Thursday, July 28, 2011

Hippies Don't Help Economic Growth

I was at the post office the other day. In front of me was a younger-looking grandmother sending off what seemed to be a book and a National Geographic issue. It was a small post office, but it wouldn't have mattered because this woman was quite insistent on speaking loud enough for everybody to hear.

"Yes, I'm sending these to my grandchildren! That's me on the front of the National Geographic when I was in South America! I'm also in this book! It's the first book written by and about the Peace Corps."

Naturally my eyes rolled. Not because in front of me was an aged hippie who can only point to something she did 50 years ago as the pinnacle of the acheivements in her life, but because who else but Peace Corps hippies would think their grandchildren want a lame book written by hippies and a dated National Geographic from 1964?

Of course I couldn't pass this up, so I inquired,

"Where were you in the Peace Corps?"

"Ecuador. Have you been there?"

"No, no, haven't been there."

"Well how do you know about it?" (which I found to be a funny question because it's not like you had to have been to Ecuador to know it exists)

"I'm an economist, I follow the Correa administration."

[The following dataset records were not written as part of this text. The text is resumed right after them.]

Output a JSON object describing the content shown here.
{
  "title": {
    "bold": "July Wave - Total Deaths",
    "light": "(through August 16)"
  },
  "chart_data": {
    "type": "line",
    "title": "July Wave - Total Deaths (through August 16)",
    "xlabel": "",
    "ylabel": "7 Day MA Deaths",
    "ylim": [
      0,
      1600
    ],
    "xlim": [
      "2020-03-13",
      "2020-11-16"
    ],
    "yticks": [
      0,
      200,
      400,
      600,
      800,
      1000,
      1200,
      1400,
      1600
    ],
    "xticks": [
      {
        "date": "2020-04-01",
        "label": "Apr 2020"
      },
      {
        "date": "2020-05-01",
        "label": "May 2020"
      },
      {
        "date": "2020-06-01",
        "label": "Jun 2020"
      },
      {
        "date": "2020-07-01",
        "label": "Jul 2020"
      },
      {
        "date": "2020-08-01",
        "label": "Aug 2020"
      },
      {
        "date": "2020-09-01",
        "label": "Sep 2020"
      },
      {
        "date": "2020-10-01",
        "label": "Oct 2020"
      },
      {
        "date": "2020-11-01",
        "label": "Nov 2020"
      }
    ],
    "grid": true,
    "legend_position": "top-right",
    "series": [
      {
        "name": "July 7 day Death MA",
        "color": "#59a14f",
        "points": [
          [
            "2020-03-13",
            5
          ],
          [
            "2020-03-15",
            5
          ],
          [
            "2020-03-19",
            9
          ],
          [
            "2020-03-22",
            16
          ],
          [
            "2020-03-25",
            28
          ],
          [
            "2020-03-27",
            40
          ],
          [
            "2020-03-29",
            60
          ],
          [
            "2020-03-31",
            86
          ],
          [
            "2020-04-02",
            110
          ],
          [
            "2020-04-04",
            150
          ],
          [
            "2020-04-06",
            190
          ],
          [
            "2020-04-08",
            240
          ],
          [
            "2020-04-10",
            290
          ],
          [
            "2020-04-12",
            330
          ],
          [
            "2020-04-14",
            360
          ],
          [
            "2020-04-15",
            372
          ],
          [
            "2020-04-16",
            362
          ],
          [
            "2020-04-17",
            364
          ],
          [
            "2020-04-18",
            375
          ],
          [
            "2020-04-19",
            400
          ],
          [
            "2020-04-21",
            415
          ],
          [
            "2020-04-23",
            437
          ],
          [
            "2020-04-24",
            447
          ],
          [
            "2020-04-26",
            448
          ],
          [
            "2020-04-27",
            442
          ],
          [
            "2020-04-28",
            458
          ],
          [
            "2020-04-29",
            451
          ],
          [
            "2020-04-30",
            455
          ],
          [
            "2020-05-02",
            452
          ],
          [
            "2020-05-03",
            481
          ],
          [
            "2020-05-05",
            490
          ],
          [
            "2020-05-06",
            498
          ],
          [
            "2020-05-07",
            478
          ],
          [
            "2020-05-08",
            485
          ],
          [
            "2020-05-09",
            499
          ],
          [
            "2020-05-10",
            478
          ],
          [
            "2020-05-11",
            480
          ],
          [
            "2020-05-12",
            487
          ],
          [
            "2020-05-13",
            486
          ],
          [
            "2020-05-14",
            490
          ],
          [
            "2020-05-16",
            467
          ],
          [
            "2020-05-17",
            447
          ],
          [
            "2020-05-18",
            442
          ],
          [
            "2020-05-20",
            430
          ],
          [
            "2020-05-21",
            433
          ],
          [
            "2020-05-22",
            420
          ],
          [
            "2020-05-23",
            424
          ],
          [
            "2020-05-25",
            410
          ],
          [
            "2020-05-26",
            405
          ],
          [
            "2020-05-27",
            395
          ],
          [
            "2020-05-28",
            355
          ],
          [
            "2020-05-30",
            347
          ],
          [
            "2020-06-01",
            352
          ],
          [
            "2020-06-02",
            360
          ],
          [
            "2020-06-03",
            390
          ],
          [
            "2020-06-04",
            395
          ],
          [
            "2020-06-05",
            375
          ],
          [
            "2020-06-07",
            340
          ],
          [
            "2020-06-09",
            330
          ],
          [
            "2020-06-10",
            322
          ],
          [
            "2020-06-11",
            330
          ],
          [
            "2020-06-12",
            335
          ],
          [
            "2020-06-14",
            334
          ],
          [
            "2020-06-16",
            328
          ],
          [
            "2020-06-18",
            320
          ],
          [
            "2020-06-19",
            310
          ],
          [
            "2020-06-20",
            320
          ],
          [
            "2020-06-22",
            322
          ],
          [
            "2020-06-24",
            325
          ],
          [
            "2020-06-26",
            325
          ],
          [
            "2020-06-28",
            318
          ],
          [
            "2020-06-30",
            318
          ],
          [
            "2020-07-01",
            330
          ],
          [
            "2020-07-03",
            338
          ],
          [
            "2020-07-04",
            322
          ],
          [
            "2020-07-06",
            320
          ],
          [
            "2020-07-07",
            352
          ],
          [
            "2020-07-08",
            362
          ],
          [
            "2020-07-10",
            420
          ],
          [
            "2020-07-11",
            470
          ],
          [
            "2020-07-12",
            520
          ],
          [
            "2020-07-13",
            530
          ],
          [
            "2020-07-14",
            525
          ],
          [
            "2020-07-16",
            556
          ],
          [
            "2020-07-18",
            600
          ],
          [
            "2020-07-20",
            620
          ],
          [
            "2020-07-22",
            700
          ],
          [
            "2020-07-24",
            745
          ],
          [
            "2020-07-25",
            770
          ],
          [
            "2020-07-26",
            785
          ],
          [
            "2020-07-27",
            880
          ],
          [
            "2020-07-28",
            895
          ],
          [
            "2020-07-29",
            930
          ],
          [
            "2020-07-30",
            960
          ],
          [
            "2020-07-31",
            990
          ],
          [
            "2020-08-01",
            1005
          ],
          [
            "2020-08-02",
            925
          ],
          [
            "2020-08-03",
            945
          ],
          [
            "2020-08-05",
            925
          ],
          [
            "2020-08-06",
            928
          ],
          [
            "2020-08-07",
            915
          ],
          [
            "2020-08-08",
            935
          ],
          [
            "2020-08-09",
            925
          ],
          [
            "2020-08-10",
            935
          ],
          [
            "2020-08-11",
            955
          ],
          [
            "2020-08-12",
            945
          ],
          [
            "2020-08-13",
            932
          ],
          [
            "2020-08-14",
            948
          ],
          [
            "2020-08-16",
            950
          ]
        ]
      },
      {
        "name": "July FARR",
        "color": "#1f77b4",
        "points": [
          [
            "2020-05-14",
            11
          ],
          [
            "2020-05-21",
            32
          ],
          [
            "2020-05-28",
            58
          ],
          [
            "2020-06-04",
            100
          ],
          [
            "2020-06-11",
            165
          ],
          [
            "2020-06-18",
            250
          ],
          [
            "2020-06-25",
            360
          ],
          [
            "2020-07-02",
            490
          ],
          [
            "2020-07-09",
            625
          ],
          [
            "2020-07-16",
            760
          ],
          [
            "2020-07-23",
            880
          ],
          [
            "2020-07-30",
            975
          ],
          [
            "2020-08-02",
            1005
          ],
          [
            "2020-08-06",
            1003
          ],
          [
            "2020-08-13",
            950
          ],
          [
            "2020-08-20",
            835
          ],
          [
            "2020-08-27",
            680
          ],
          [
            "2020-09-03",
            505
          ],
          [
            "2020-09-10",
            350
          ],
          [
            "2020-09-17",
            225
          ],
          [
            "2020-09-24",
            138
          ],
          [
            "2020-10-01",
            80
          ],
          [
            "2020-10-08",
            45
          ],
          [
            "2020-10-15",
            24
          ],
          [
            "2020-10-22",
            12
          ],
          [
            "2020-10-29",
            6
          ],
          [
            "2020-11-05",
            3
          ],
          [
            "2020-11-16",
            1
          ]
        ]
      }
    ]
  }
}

And with that exchange, that's all I needed. I found the country she and the other hippies were at in 1964. So off the Captain went to the Cappy Cap Cave, fired up his ole Cappy Cap Computer and went to work looking up Ecuador's economic history.

And in a few short minutes of superawesome economic research, I found the presence of hippies do not help economic growth. Of course most people know that, I just wanted to confirm that it wasn't by some miracle they actually did make a difference this time.

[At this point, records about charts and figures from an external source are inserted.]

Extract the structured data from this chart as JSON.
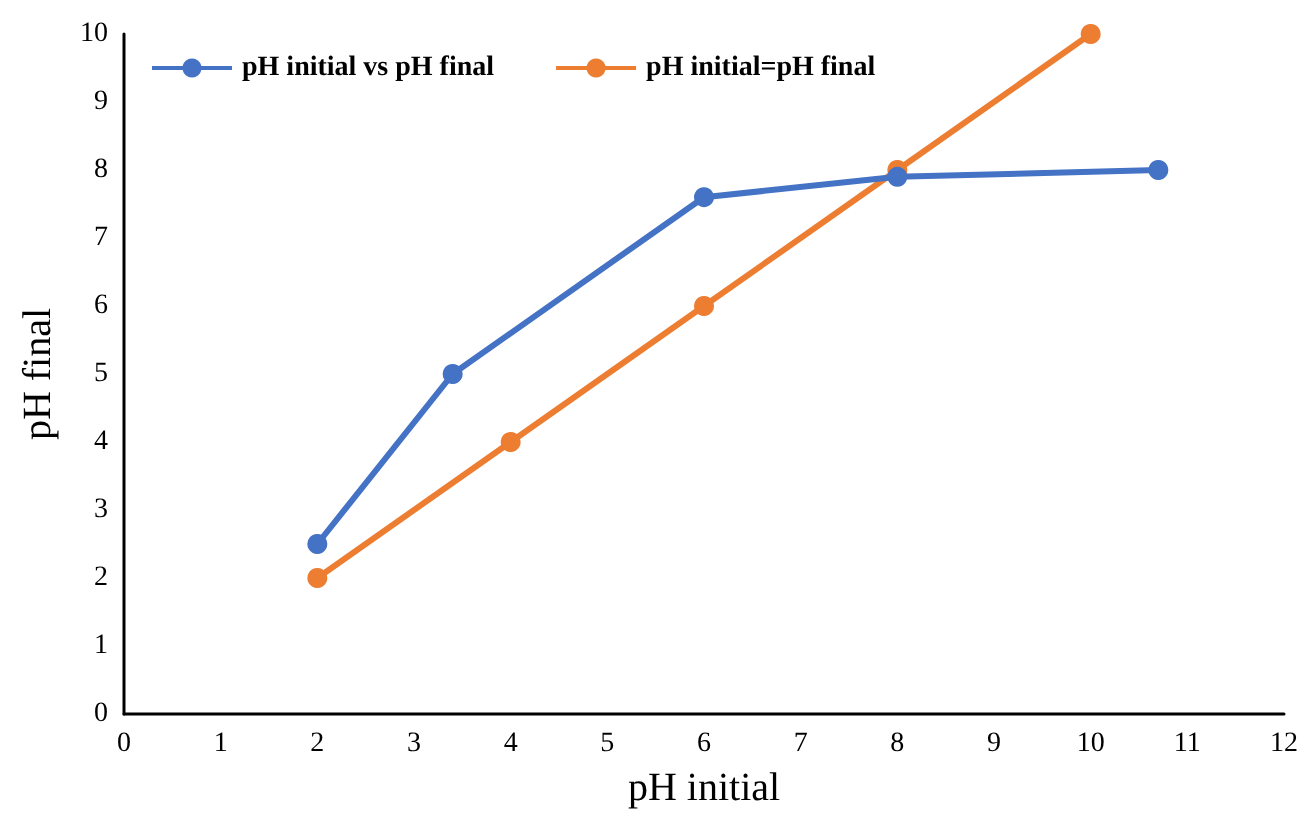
{
  "chart_data": {
    "type": "line",
    "xlabel": "pH initial",
    "ylabel": "pH final",
    "xlim": [
      0,
      12
    ],
    "xticks": [
      0,
      1,
      2,
      3,
      4,
      5,
      6,
      7,
      8,
      9,
      10,
      11,
      12
    ],
    "ylim": [
      0,
      10
    ],
    "yticks": [
      0,
      1,
      2,
      3,
      4,
      5,
      6,
      7,
      8,
      9,
      10
    ],
    "grid": false,
    "legend": "top left",
    "marker": "circle",
    "line_style": "solid",
    "series": [
      {
        "name": "pH initial vs pH final",
        "color": "#4472c4",
        "x": [
          2,
          3.4,
          6,
          8,
          10.7
        ],
        "values": [
          2.5,
          5,
          7.6,
          7.9,
          8
        ]
      },
      {
        "name": "pH initial=pH final",
        "color": "#ed7d31",
        "x": [
          2,
          4,
          6,
          8,
          10
        ],
        "values": [
          2,
          4,
          6,
          8,
          10
        ]
      }
    ]
  }
}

Notice when hippies were introduced to the Ecuadorian environment, nothing happened for about a solid decade thereafter. It wasn't until EEEEVIIIILLLLLL oil was discovered in 1973/1974 did its economy actually start growing.

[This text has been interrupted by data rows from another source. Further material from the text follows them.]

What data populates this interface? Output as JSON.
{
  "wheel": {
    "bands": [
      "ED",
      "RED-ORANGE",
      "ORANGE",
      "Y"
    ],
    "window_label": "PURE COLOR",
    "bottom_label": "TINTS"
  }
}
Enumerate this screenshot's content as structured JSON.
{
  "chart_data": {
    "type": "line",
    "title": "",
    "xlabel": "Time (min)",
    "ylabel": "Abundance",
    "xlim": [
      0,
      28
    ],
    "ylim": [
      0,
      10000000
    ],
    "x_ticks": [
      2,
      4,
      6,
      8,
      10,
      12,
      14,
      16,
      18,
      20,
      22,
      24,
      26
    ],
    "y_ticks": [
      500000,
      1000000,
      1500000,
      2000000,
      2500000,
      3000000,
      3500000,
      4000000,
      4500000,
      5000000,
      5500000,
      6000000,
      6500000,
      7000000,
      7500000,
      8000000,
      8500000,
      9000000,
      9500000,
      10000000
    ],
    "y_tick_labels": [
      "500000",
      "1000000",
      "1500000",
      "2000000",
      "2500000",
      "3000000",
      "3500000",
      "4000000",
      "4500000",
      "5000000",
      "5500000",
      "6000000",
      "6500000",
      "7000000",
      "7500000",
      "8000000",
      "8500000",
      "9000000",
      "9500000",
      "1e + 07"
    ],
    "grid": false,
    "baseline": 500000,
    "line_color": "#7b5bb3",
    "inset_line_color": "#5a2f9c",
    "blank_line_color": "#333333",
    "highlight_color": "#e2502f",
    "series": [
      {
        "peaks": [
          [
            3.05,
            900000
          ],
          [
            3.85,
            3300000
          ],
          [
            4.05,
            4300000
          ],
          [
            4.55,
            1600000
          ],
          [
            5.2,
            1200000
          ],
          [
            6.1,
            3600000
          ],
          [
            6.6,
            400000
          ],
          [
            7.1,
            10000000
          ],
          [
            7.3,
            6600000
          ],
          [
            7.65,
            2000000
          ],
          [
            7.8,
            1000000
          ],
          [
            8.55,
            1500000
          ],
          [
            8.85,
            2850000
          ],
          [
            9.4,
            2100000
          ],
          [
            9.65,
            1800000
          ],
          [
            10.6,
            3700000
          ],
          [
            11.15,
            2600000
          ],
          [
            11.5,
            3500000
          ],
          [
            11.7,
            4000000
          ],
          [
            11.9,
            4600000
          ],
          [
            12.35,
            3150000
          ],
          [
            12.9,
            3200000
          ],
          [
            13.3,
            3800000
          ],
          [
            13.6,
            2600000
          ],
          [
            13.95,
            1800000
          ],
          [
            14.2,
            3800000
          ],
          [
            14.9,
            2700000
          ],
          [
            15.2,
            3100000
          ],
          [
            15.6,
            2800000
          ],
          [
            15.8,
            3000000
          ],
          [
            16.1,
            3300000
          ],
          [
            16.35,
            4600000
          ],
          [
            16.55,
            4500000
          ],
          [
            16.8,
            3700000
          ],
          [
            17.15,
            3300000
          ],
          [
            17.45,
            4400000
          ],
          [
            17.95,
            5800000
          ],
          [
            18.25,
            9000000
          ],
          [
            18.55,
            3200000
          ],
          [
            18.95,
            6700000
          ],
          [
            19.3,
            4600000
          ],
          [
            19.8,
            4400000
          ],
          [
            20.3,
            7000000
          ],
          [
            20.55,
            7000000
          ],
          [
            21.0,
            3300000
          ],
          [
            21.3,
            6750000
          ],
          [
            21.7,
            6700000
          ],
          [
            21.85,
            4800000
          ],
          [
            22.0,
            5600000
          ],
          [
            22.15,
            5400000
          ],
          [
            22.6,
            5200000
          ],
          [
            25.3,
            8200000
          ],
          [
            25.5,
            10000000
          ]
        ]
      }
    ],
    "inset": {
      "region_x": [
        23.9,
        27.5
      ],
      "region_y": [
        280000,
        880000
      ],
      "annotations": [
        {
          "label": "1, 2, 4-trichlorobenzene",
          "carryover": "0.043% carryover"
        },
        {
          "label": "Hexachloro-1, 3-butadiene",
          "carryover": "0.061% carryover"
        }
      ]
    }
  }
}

Ever since then Ecuador's economic performance can largely be explained by oil. When oil prices tanked in the late 80's, so too did its economy. And even with a largely leftist president implementing largely leftist policies, the economy is still booming today because of the price of EEEEEVILLLLL oil.

This behooves the question then;

"What the heck did the hippies go for there in the first place?"

And another follow up question;

"Why do we keep sending hippies overseas if they don't achieve anything?"

Oh, what innocently foolish questions.

You see young, aspiring, junior, deputy and otherwise economists, Peace Corp, Ameri-Corp, UN, UNICEF, IMF and whatever other aid/humanitarian types out there do not go to these countries to help these poor countries out. They go there simply for themselves. If you look at the statistics globalization and economics is what gets countries out of poverty just as oil got Ecuador out of absolute poverty. Not this lady and her ilk helping build a well in some remote village of the Ooki Booki tribe. They go there, first and foremost, so they can feel good about themselves. Whether they actually bring about tangible results is inconsequential, because deep down inside they really don't care.

Now, while you may think I'm being harsh, especially for criticizing an old woman for sending her grandchildren a book she helped write and a magazine with her and her hippie friends, think about that.

Would YOU as a grandparent send your GRANDCHILDREN a book you wrote, let alone articles about YOU and on topics they could not care less about? It tells you all you need to know about the woman's psychology.

Can you imagine what a fun Christmas that would be at the Captain's household?

Grandchildren - "GRANDPA CAPPY! GRANDPA CAPPY!"

Old Cappy Cap - "Well hello grandchildren!"

Grandchildren - "What did you get us for Christmas!?"

Old Cappy Cap - "Well, I brought you a copy of my book, Behind the Housing Crash and an article written about me from 2007!"

Grandchildren - "Awww poop. That's not a real present."

Old Cappy Cap - "Shut up, you ungrateful brats! You will read it and like it! Where's the Rumpleminze?"

And of course, that's the point. This woman, just as she did back in 1964, is doing the same thing today. She's sending these poor grandkids a boring book not for their sake, but for herself.

But perhaps I could explain a little better with a quote from a previous post.

"The fact that the "house" in figure 2 still looks like garbage 7 years later just goes to show that sociology majors just like in the first world can't fix anything in the third world either."

I say just never grant a hippie with enough credit or skill to actually fix anything.